Image: Wikimedia Commons

It’s been a year full of men in positions of power who’ve been forced to apologize for their terrible behavior. Some of those apologies have been... adequate, but the vast majority of them have been godawful. Marvel’s new EIC recently issued an apology of his own and, well, it’s the latter.

C.B. Cebulski, a white man, was recently revealed to have posed as a Japanese man in the early 2000s while trying to break into the comics industry as a writer. At the time, Cebulski was working as an assistant editor for Marvel and the company had a strict policy against its full-time editors also working in writing capacities.

Cebulski sidestepped Marvel by submitting writing scripts under the name “Akira Yoshida,” but this was more than a mere pseudonym. As Yoshida, Cebulski spoke openly about “his” childhood in Japan. In time, Yoshida came to Marvel’s attention and the comics publisher offered him a job—unaware of Yoshida’s true identity.

For reasons that should be obvious, news of Cebulski’s deception—which many saw as a form of “yellowface”—sparked a fair amount of backlash, and many were surprised to learn that he kept his job after Marvel found out. Even more confusing, though, was the lack of a public response by the publisher and its new editor-in-chief on the matter after Bleeding Cool’s original report on November 28. That only changed this past weekend, in an interview Cebuski gave to The Atlantic:

I’m truly sorry for the pain, anger, and disappointment I caused over my poor choice of pseudonym. That was never my intention. Throughout my career in anime, manga, and comics, I’ve made it a point to listen and learn from my mistakes, which is exactly what I’ve been trying to do with this misstep.

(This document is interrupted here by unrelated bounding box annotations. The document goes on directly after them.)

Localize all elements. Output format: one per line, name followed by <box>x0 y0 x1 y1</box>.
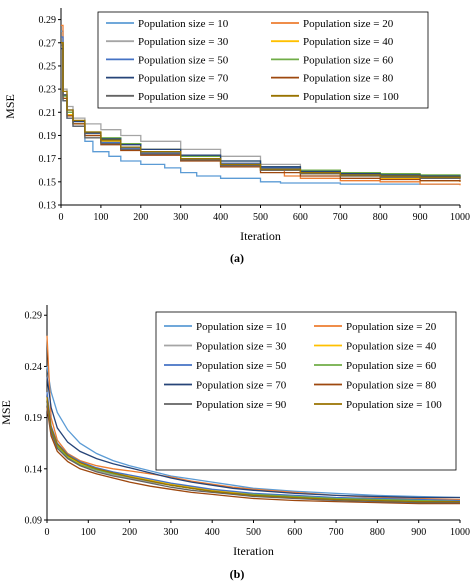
series-line-10 <box>46 397 460 503</box>
x-tick-label: 900 <box>413 212 428 223</box>
y-tick-label: 0.27 <box>39 38 57 49</box>
y-tick-label: 0.29 <box>25 311 43 322</box>
x-tick-label: 900 <box>411 527 426 538</box>
legend-entry: Population size = 70 <box>138 73 229 85</box>
panel-label: (a) <box>230 251 244 265</box>
legend: Population size = 10 Population size = 20… <box>155 311 457 471</box>
y-tick-label: 0.19 <box>39 131 57 142</box>
series-line-9 <box>46 402 460 504</box>
x-tick-label: 800 <box>373 212 388 223</box>
x-tick-label: 300 <box>163 527 178 538</box>
legend-entry: Population size = 80 <box>303 73 394 85</box>
series-line-10 <box>61 42 461 179</box>
y-tick-label: 0.09 <box>25 516 43 527</box>
x-tick-label: 100 <box>93 212 108 223</box>
legend-entry: Population size = 20 <box>303 18 394 30</box>
legend-entry: Population size = 90 <box>138 91 229 103</box>
x-tick-label: 400 <box>205 527 220 538</box>
legend-entry: Population size = 70 <box>196 380 287 392</box>
legend-entry: Population size = 30 <box>196 341 287 353</box>
series-line-5 <box>46 391 461 502</box>
x-tick-label: 700 <box>333 212 348 223</box>
y-tick-label: 0.21 <box>39 108 57 119</box>
x-tick-label: 500 <box>246 527 261 538</box>
y-tick-label: 0.29 <box>39 15 57 26</box>
legend-entry: Population size = 40 <box>303 36 394 48</box>
legend: Population size = 10 Population size = 20… <box>97 11 429 109</box>
legend-entry: Population size = 30 <box>138 36 229 48</box>
legend-entry: Population size = 40 <box>346 341 437 353</box>
legend-entry: Population size = 50 <box>138 54 229 66</box>
legend-entry: Population size = 50 <box>196 360 287 372</box>
x-tick-label: 1000 <box>450 212 470 223</box>
x-axis-label: Iteration <box>240 229 281 243</box>
x-tick-label: 200 <box>133 212 148 223</box>
legend-entry: Population size = 10 <box>138 18 229 30</box>
y-tick-label: 0.19 <box>25 413 43 424</box>
x-tick-label: 500 <box>253 212 268 223</box>
x-tick-label: 300 <box>173 212 188 223</box>
legend-entry: Population size = 20 <box>346 321 437 333</box>
x-tick-label: 600 <box>287 527 302 538</box>
panel-label: (b) <box>230 567 245 581</box>
x-tick-label: 600 <box>293 212 308 223</box>
legend-entry: Population size = 90 <box>196 399 287 411</box>
legend-entry: Population size = 100 <box>346 399 442 411</box>
x-axis-label: Iteration <box>233 544 274 558</box>
y-tick-label: 0.13 <box>39 201 57 212</box>
legend-entry: Population size = 100 <box>303 91 399 103</box>
chart-a: 0.13 0.15 0.17 0.19 0.21 0.23 0.25 0.27 0.29 0 100… <box>3 8 470 265</box>
legend-entry: Population size = 60 <box>303 54 394 66</box>
y-tick-label: 0.14 <box>25 464 43 475</box>
series-line-1 <box>46 366 461 499</box>
x-tick-label: 800 <box>370 527 385 538</box>
y-axis-label: MSE <box>3 94 17 119</box>
y-tick-label: 0.17 <box>39 154 57 165</box>
series-line-8 <box>46 407 460 505</box>
y-tick-label: 0.15 <box>39 177 57 188</box>
legend-box <box>155 311 457 471</box>
x-tick-label: 700 <box>329 527 344 538</box>
y-tick-label: 0.24 <box>25 362 43 373</box>
x-tick-label: 200 <box>122 527 137 538</box>
legend-entry: Population size = 80 <box>346 380 437 392</box>
x-tick-label: 100 <box>81 527 96 538</box>
legend-entry: Population size = 10 <box>196 321 287 333</box>
y-axis-label: MSE <box>0 400 13 425</box>
chart-b: 0.09 0.14 0.19 0.24 0.29 0 100 200 300 400 500 600 7… <box>0 305 470 581</box>
x-tick-label: 0 <box>59 212 64 223</box>
legend-box <box>97 11 429 109</box>
y-tick-label: 0.25 <box>39 61 57 72</box>
legend-entry: Population size = 60 <box>346 360 437 372</box>
x-tick-label: 0 <box>45 527 50 538</box>
x-tick-label: 400 <box>213 212 228 223</box>
x-tick-label: 1000 <box>450 527 470 538</box>
series-line-7 <box>46 376 460 499</box>
y-tick-label: 0.23 <box>39 85 57 96</box>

Building honest relationships with creators has always been important to me, and I’ve continued to do that in my new position. I’ve spoken with talent close to this issue, and have had candid and productive conversations about how we can improve the industry and build better stories, while being mindful of the voices behind them.

My passion has always been about bringing the best talent from across the world to work on the best stories in the world, and I’m hopeful that fans and creators alike will join us in that continued mission.


You know what makes for an objectively bad apology? When the person apologizing refuses to explicitly acknowledge and take responsibility for the messed-up thing they’ve done. Cebulski didn’t make a “poor choice of pseudonym,” he straight-up lied and pretended to be a person of another race while writing stories about people from that culture that (if you go back and read them) belie his whiteness.

In pretending to be Akira Yoshida, Cebulski bolstered his own career by providing Marvel with a supposedly “authentic” voice that stood as an example of the company’s commitment to inclusion. But rather than being held accountable for his actions, Cebulski was made Marvel’s editor-in-chief.